Older patients should talk to their physicians at least once a year about falls and balance. This way, the doctor can look for complications with gait and balance and examine the hearing, inner ear, and vision to check for any dysfunction and catch potential problems early. A physical and neurological examination can figure out gait or balance problems.
Some issues require rehabilitation that teaches the person how to compensate for the lack of balance and prevent falls. For vertigo-caused balance issues, seniors may have to learn to reposition their head to regain balance.
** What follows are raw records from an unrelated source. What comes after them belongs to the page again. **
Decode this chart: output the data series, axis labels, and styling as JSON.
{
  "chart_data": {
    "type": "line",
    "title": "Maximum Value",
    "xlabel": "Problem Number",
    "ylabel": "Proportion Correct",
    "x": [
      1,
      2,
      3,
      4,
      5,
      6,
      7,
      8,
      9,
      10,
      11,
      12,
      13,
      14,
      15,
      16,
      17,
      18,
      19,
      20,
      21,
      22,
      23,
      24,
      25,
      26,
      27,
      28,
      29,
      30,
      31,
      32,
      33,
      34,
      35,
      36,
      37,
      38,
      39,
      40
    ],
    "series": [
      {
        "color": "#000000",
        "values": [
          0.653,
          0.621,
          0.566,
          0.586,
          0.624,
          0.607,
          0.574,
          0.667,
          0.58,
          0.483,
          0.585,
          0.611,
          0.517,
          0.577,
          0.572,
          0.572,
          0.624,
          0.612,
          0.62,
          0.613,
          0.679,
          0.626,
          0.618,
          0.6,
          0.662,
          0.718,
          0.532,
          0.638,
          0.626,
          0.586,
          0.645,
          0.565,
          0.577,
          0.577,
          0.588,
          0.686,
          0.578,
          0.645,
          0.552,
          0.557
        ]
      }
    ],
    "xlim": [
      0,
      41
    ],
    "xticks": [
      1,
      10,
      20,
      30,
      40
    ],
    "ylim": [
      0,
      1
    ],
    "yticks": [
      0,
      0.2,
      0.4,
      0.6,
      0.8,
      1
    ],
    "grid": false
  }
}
However, the best preventative measures are exercise and accessibility renovations. While it’s not possible to prevent every factor that increases fall risk, routines that focus on strength and balance can reduce the risk of falling. Seniors should always talk to their doctor or a physical therapist before beginning new exercises, especially if they already have balance problems.
The proper accessibility renovations can also be a major help to the elderly. The bathroom is the biggest area – slippery surfaces and hard tile can be difficult even for those with good mobility. Walk-in showers level with the bathroom floor are safer for everyone, and grab bars installed next to bathroom fixtures improve accessibility. However, trip hazards can be found everywhere, so if there is any difficulty walking, remove obstacles like carpeting and install a chair lift for moving between floors.
Issues with gait and balance do not always have to be an inevitable outcome of ageing. Loss of mobility and falls are directly correlated to poor mental health outcomes, including loss of autonomy, isolation from a fear of falling, depression, confusion, and immobilization. With doctor’s advice, a solid exercise routine, and the right modifications to the home, more elderly people will feel more confident ageing in place!